Die Maurin
»Bei einem Maurenangriff müssten fünf brennen.«
Sein Onkel rief trotzdem seinen Hauptmann und befahl ihm, die Soldaten in Bereitschaft zu versetzen. »Nach so vielen Jahren in diesem Grenzgebiet habe ich ein Gespür dafür, wenn die Mauren wieder ihr Unwesen treiben!«
Und noch ehe die Soldaten ihre Knappen angetrieben hatten, ihre Rüstungen zu holen und auf Vordermann zu bringen, flackerte auf den Hügeln der Horquera das fünfte Lärmfeuer auf.

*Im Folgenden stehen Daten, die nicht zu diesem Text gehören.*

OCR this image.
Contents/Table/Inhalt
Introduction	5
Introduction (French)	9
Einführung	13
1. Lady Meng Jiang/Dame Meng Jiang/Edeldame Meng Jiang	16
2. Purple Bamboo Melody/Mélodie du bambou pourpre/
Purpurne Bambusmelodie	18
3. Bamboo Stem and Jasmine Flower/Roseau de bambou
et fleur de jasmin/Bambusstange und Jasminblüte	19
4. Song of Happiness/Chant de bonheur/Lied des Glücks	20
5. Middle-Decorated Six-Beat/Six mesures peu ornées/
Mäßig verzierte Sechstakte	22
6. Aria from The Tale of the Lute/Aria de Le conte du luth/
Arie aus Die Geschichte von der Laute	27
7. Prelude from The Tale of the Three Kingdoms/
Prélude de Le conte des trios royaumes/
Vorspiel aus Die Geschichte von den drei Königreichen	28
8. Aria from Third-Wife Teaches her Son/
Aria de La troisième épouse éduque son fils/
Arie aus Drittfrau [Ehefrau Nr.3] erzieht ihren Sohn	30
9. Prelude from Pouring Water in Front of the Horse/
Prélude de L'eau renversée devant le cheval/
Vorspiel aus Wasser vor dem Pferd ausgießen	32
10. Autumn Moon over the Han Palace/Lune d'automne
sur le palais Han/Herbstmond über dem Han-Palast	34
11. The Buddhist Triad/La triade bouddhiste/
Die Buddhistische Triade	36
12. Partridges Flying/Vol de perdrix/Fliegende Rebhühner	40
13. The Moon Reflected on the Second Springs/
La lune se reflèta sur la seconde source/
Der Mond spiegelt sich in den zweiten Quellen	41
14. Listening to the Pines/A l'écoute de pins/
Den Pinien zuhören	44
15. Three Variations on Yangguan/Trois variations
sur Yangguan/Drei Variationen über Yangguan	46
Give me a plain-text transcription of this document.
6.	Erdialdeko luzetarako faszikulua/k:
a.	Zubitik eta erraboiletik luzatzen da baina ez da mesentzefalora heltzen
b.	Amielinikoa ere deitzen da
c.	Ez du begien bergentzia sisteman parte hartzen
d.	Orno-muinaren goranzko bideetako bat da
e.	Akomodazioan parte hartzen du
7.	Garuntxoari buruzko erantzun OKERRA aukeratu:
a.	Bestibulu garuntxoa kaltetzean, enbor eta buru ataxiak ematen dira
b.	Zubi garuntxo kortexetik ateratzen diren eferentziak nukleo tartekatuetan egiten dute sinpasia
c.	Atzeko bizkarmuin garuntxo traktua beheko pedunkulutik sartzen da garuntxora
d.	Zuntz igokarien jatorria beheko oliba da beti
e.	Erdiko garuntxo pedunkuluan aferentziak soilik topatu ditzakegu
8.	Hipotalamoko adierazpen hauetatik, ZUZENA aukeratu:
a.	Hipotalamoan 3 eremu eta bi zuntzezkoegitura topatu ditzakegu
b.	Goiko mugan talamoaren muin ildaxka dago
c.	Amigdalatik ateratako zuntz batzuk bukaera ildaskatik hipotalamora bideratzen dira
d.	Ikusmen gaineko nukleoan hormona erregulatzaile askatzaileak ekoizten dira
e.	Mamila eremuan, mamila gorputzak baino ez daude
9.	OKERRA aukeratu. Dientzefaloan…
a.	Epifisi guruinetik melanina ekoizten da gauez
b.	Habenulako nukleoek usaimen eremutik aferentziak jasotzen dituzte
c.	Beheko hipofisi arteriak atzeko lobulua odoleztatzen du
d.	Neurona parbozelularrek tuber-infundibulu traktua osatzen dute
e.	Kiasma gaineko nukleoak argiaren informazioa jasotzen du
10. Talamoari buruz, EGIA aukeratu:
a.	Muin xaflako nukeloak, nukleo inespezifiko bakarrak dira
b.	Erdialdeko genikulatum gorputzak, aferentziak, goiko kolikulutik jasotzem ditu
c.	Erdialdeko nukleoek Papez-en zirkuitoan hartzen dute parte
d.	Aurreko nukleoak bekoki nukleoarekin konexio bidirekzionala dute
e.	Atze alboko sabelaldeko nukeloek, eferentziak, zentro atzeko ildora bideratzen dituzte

Don Diego de Córdoba gab Befehl, dass sich noch vor Tagesanbruch alle verfügbaren Soldaten kampfbereit am Stadttor einzufinden hatten. In der Festung und der nahen Stadt wurden die Alarmglocken geläutet und eilig Boten zu den Nachbarorten geschickt, um für Unterstützung für Lucena zu werben. Die halbe Nacht herrschte in der Festung und der Stadt emsiges Treiben. In den Waffenschmieden wurden Schwerter nachgeschliffen und letzte Hand an Rüstungen gelegt, der Hufschmied überprüfte die Pferdehufe, die Knappen bürsteten den Gambeson ihrer Herren aus und ölten die Scharniere an den Rüstungen. Bei Sonnenaufgang versammelten sich an den Toren der Festung Baena zweihundertfünfzig schlachten-erprobte Ritter und tausendzweihundert Fußsoldaten, bereit, ihr Leben zu geben, um den Mauren endlich den Garaus zu machen.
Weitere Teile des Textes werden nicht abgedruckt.